異変
「なんだこれ」
そんな言葉を口にしてしまった。
「どうしたんだ?頭に能力の情報が入ってきた筈だろ?」
そのはずなのだが
「なぁ、トスさん入ってきた情報に黒いもやようなものがかかって情報が分からないんだが」
「なに?」
トスさんは俺の言葉に疑問符を浮かべたように首を傾げた。
「そんな筈はないぞ!俺がやった時は大まかな能力の効果がわかったんだが………しょうがない、今日は剣術の練習にしよう」
とんでもなく楽しみにしていたんだが仕方がない。そうして俺はトスさんに剣術を習い始めた。
その夜
「死ぬかと思ったぁぁ」
そんな嘆きをトスさんに借りている部屋のベットの上でつぶやく。トスさんはとんでもなくスパルタだった。トスさんよ、隠キャが唐突に筋トレや打ち込みしまくったら死ぬに決まってんでしょうが!
「まぁ、それも最強への道のりか……」
しかし何故俺には能力の情報が入らないのか。そんな事を考えていた時ふと思いついた。そうだ、俺の厨二病生活で溜め込んだ知識を使って能力を特定しよう!
「そうと決めたら今日から始めよう!」
そうして俺は部屋でこっそり修行を始めた。
「よし、まずは何をしよう?」
ありきたりな所から攻めていくとしよう。そうして俺は念じながら様々な事を試してみた。
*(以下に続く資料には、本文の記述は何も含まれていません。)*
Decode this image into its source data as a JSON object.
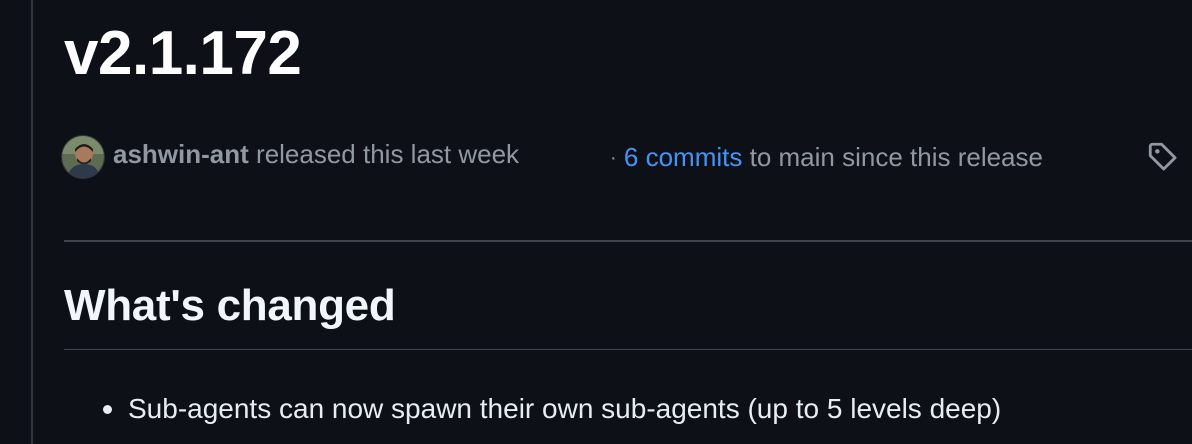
{
  "release": {
    "title": "v2.1.172"
  },
  "meta": {
    "author": "ashwin-ant",
    "released_text": "released this last week",
    "separator": "·",
    "commits_link": "6 commits",
    "commits_suffix": "to main since this release"
  },
  "icons": {
    "avatar": "user-avatar",
    "tag": "tag-icon"
  },
  "section": {
    "heading": "What's changed"
  },
  "changes": [
    "Sub-agents can now spawn their own sub-agents (up to 5 levels deep)"
  ],
  "colors": {
    "background": "#0d1117",
    "text": "#e6edf3",
    "muted": "#9198a1",
    "link": "#4493f8",
    "border": "#3d444d"
  }
}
例えばいろんな属性をイメージしたり、色んなアニメでみた能力を使おうとしてみたり。とにかく色んな方法を試した。
そうして数日後
「ぜんっぜん能力開花しねぇぇ!」
そんな事を叫びながらトスさん監視の元今日も筋トレを続ける。
そんな叫びを聞いたトスさんが喋り出した。
「お前、能力は一旦諦めるんじゃなかったのか?」
呆れたを含んだ目でトスさんは俺を見てきた。
「だって能力とか聞いたらどうしても使いたくなるだろぉぉ!」
すぐさま俺は言葉を、発したことを後悔した。
「ぐへぇ!」
言葉を発したことにより腕立て伏せをしていた俺の身体に緩みが生まれ地面へうつ伏せに倒れ込んでしまった。
「おいおい、大丈夫か?まだ100回だぞ?」
充分死ねるわ!
「ダイジョブデス」
片言になりながらも俺は返答する。
「そういえば、一つ面白い文献を見つけたんだ」
文献?そんな物を読んでいたのかトスさん
「能力開花は基本的に10歳になれば無条件で使うことが出来るようになるが、稀に条件を必要とする能力開花があるらしい」
その話を聞いて俺は驚きを隠せない顔で
「まじかよ………」
俺の数日間が一瞬にして無意味になった瞬間だった。最近の筋トレや修行の疲れもあり俺は
「そういう、事は、早く、言えよ、、」
と言いながら少しの間気を失った。